Sinônimos
Falar do show de Zé Ramalho em Jequitinhonha se tornou tarefa fácil, de uma banalidade indecorosa. Não, não porque extrapolam aqui nesta coluna narcisismos exagerados. Não é isso. É mais que isso. É nada disso e mais que isso. E digo o porquê. Estamos todos, eu, você e os tantos e tantos privilegiados que assistiram ao show naquela praça com sentimentos repletos de cumplicidades, enternecimentos e camaradagem. De tal forma que eu poderia simplesmente, de uma hora para outra, começar a chamar um dos maiores nomes da Música Popular Brasileira de Zezinho. Fomos pegos pela intimidade. É como se Zé Ramalho fosse um de nós, jequitinhonhenses. E ainda é como se ele pertencesse por uma noite a este lúdico espaço citadino. Sabiamente, um conterrâneo nosso, exímio neologista e cruzeirense roxo, quer dizer, azul, o Cunha Laça-Verso, ou, Cunhinha, diria que Zezinho possuiu um quê de cibernética musical.
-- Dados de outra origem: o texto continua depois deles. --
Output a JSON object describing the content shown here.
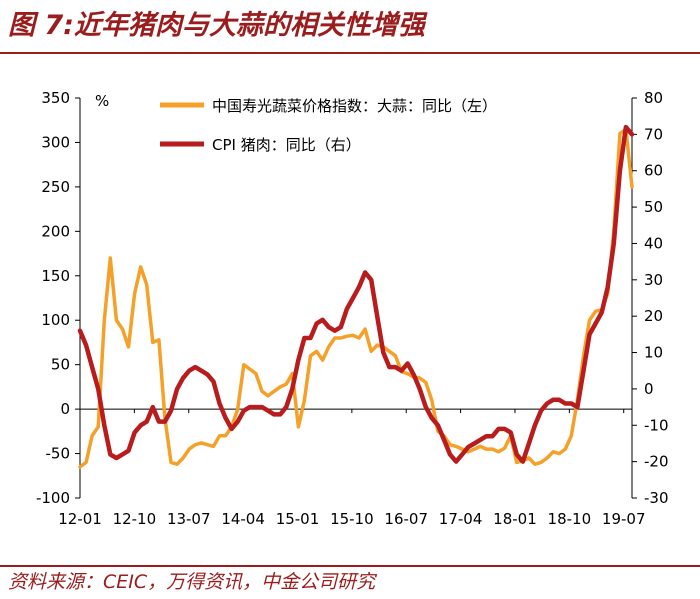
{
  "title": "图 7:近年猪肉与大蒜的相关性增强",
  "source": "资料来源：CEIC，万得资讯，中金公司研究",
  "colors": {
    "brand": "#9b1c1c",
    "garlic": "#f5a028",
    "pork": "#b81c1c",
    "axis": "#000000"
  },
  "chart_data": {
    "type": "line",
    "title": "",
    "left_unit_label": "%",
    "x_tick_labels": [
      "12-01",
      "12-10",
      "13-07",
      "14-04",
      "15-01",
      "15-10",
      "16-07",
      "17-04",
      "18-01",
      "18-10",
      "19-07"
    ],
    "x_range": [
      0,
      91
    ],
    "left_axis": {
      "min": -100,
      "max": 350,
      "step": 50,
      "ticks": [
        350,
        300,
        250,
        200,
        150,
        100,
        50,
        0,
        -50,
        -100
      ]
    },
    "right_axis": {
      "min": -30,
      "max": 80,
      "step": 10,
      "ticks": [
        80,
        70,
        60,
        50,
        40,
        30,
        20,
        10,
        0,
        -10,
        -20,
        -30
      ]
    },
    "legend_position": "top",
    "series": [
      {
        "name": "中国寿光蔬菜价格指数：大蒜：同比（左）",
        "axis": "left",
        "color": "#f5a028",
        "x": [
          0,
          1,
          2,
          3,
          4,
          5,
          6,
          7,
          8,
          9,
          10,
          11,
          12,
          13,
          14,
          15,
          16,
          17,
          18,
          19,
          20,
          21,
          22,
          23,
          24,
          25,
          26,
          27,
          28,
          29,
          30,
          31,
          32,
          33,
          34,
          35,
          36,
          37,
          38,
          39,
          40,
          41,
          42,
          43,
          44,
          45,
          46,
          47,
          48,
          49,
          50,
          51,
          52,
          53,
          54,
          55,
          56,
          57,
          58,
          59,
          60,
          61,
          62,
          63,
          64,
          65,
          66,
          67,
          68,
          69,
          70,
          71,
          72,
          73,
          74,
          75,
          76,
          77,
          78,
          79,
          80,
          81,
          82,
          83,
          84,
          85,
          86,
          87,
          88,
          89,
          90,
          91
        ],
        "values": [
          -65,
          -60,
          -30,
          -20,
          100,
          170,
          100,
          90,
          70,
          130,
          160,
          140,
          75,
          78,
          -10,
          -60,
          -62,
          -55,
          -45,
          -40,
          -38,
          -40,
          -42,
          -30,
          -30,
          -20,
          0,
          50,
          45,
          40,
          20,
          15,
          20,
          25,
          28,
          40,
          -20,
          10,
          60,
          65,
          55,
          70,
          80,
          80,
          82,
          83,
          80,
          90,
          65,
          72,
          70,
          65,
          60,
          42,
          40,
          36,
          35,
          30,
          10,
          -25,
          -30,
          -40,
          -42,
          -45,
          -48,
          -45,
          -42,
          -45,
          -45,
          -48,
          -44,
          -30,
          -60,
          -58,
          -55,
          -62,
          -60,
          -55,
          -48,
          -50,
          -45,
          -30,
          10,
          60,
          100,
          110,
          112,
          130,
          200,
          310,
          315,
          250
        ]
      },
      {
        "name": "CPI 猪肉：同比（右）",
        "axis": "right",
        "color": "#b81c1c",
        "x": [
          0,
          1,
          2,
          3,
          4,
          5,
          6,
          7,
          8,
          9,
          10,
          11,
          12,
          13,
          14,
          15,
          16,
          17,
          18,
          19,
          20,
          21,
          22,
          23,
          24,
          25,
          26,
          27,
          28,
          29,
          30,
          31,
          32,
          33,
          34,
          35,
          36,
          37,
          38,
          39,
          40,
          41,
          42,
          43,
          44,
          45,
          46,
          47,
          48,
          49,
          50,
          51,
          52,
          53,
          54,
          55,
          56,
          57,
          58,
          59,
          60,
          61,
          62,
          63,
          64,
          65,
          66,
          67,
          68,
          69,
          70,
          71,
          72,
          73,
          74,
          75,
          76,
          77,
          78,
          79,
          80,
          81,
          82,
          83,
          84,
          85,
          86,
          87,
          88,
          89,
          90,
          91
        ],
        "values": [
          16,
          12,
          6,
          0,
          -10,
          -18,
          -19,
          -18,
          -17,
          -12,
          -10,
          -9,
          -5,
          -9,
          -9,
          -6,
          0,
          3,
          5,
          6,
          5,
          4,
          2,
          -4,
          -8,
          -11,
          -9,
          -6,
          -5,
          -5,
          -5,
          -6,
          -7,
          -7,
          -5,
          0,
          8,
          14,
          14,
          18,
          19,
          17,
          16,
          17,
          22,
          25,
          28,
          32,
          30,
          20,
          10,
          6,
          6,
          5,
          7,
          4,
          0,
          -5,
          -8,
          -10,
          -14,
          -18,
          -20,
          -18,
          -16,
          -15,
          -14,
          -13,
          -13,
          -11,
          -11,
          -12,
          -18,
          -20,
          -15,
          -10,
          -6,
          -4,
          -3,
          -3,
          -4,
          -4,
          -5,
          5,
          15,
          18,
          21,
          28,
          40,
          60,
          72,
          70
        ]
      }
    ]
  }
}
E diria também que Zezinho é um Rouxinol solitário que nos faz sentir acompanhados quando canta. Acompanhados de nós mesmo e do outro. Ou outra. Ressalta-se, então, que a comparação aqui é natural, próxima do método ideogrâmico de Ezra Pound. O jequitinhonhense Cunhinha possui o que Roland Barthes chama de imaginário da linguagem. O saber das palavras. A palavra usada de maneira eloquente, maliciosamente adocicada e repleta de unidades singulares e mônadas mágicas. A fala não só como instrumento ou expressão do pensamento, mas também como transliteração, como linguagem de medida lógica, afastando o pragmatismo ,e, espontaneamente, fazendo-nos sentir em casa.
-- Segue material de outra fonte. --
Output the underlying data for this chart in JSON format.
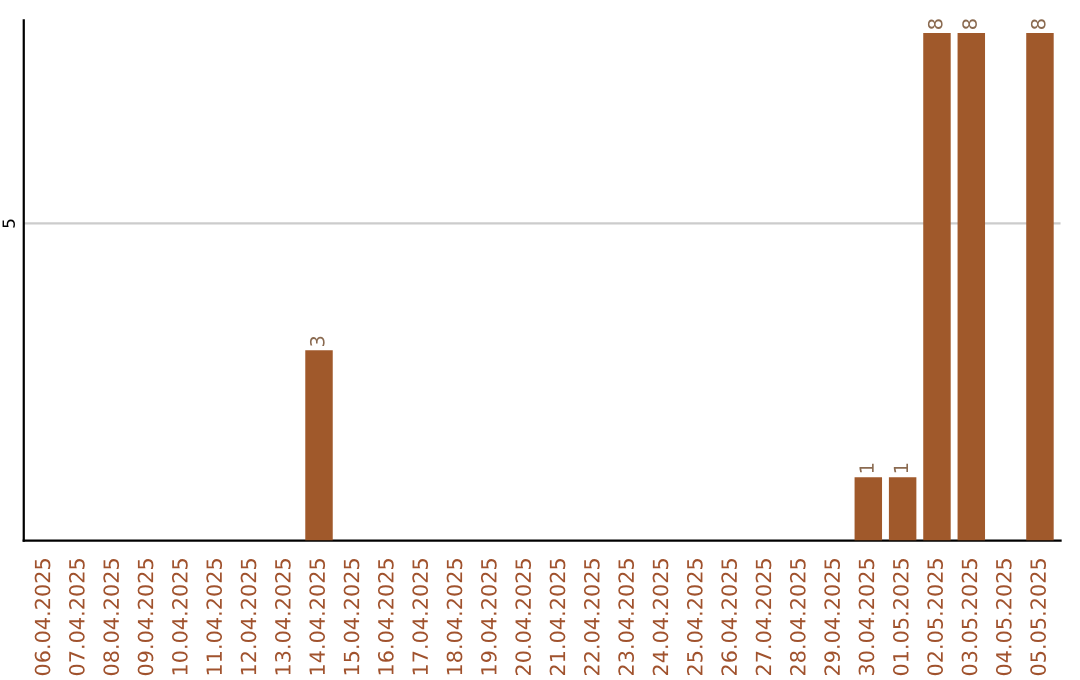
{
  "chart_data": {
    "type": "bar",
    "categories": [
      "06.04.2025",
      "07.04.2025",
      "08.04.2025",
      "09.04.2025",
      "10.04.2025",
      "11.04.2025",
      "12.04.2025",
      "13.04.2025",
      "14.04.2025",
      "15.04.2025",
      "16.04.2025",
      "17.04.2025",
      "18.04.2025",
      "19.04.2025",
      "20.04.2025",
      "21.04.2025",
      "22.04.2025",
      "23.04.2025",
      "24.04.2025",
      "25.04.2025",
      "26.04.2025",
      "27.04.2025",
      "28.04.2025",
      "29.04.2025",
      "30.04.2025",
      "01.05.2025",
      "02.05.2025",
      "03.05.2025",
      "04.05.2025",
      "05.05.2025"
    ],
    "values": [
      null,
      null,
      null,
      null,
      null,
      null,
      null,
      null,
      3,
      null,
      null,
      null,
      null,
      null,
      null,
      null,
      null,
      null,
      null,
      null,
      null,
      null,
      null,
      null,
      1,
      1,
      8,
      8,
      null,
      8
    ],
    "color": "#a0592b",
    "ylim": [
      0,
      8.2
    ],
    "yticks": [
      5
    ],
    "grid": "y",
    "data_labels": true
  }
}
O que Cunhinha faz tão bem com as palavras, Zezinho fez com a música. Sentimo-nos à vontade. Sentimo-nos tão próximos e tão em casa a ponto de imaginarmos o Zé Ramalho como um jequitinhonhense nato. Quem não se emocionou ao ouvi-lo dizer Je-qui-ti-nho-nha, cheio de sotaque e de idiossincrasia? Quem não se emocionou com o show que começou com a música “O que é, o que é”, de Gonzaguinha, e se encerrou com “Sinônimos”? Duvido que alguém tenha saído com o coração sem sangrar. Duvido que alguém não tenha escutado os mistérios da meia-noite. Duvido que alguém não tenha enxergado a neblina turva e brilhante vinda daquele palco e daquelas músicas. Duvido. Dessa forma, o show de Zé Ramalho, além de produzir um encantamento especial; além de entrar para história como a festa de maior público que o Vale do Jequitinhonha já viu; além de comprovar, mais uma vez, a capacidade administrativa do prefeito Roberto (um político do tamanho da importância histórica de Jequitinhonha); além disso tudo, sepulta também afirmações de que o jequitinhonhense, e, sobretudo, os jequitinhonhenses mais jovens só gostam de axé, arrocha ou coisas do gênero. Tá aí uma falácia e das hiperbólicas. No show de Zezinho, nosso chegado, acompanhamos um público heterogêneo, composto, em grande parte, por jovens, que não parou(raram) de cantar por um só instante. Aquilo modificou o olhar. Aquilo impressionou. E ficou. E permaneceu. E permanecerá na história. E nas lembranças da gente. Mesmo que o meu ou o seu olhar não estivesse inteiramente no palco. Mesmo que não olhássemos a multidão a todo instante. Estávamos ali naquela noite. Permanecíamos. Permanecíamos e permaneceremos nas lembranças daquela noite. A noite em que a linguagem se encontrou com a música. E que a música disse algo bem perto deste trecho de “Modificando o olhar”, de Zezinho: “ Ainda me lembro daquele desejo/ do tipo que arde no centro do peito/É como se fosse a única fonte/Daquelas que fazem o rio no leito”.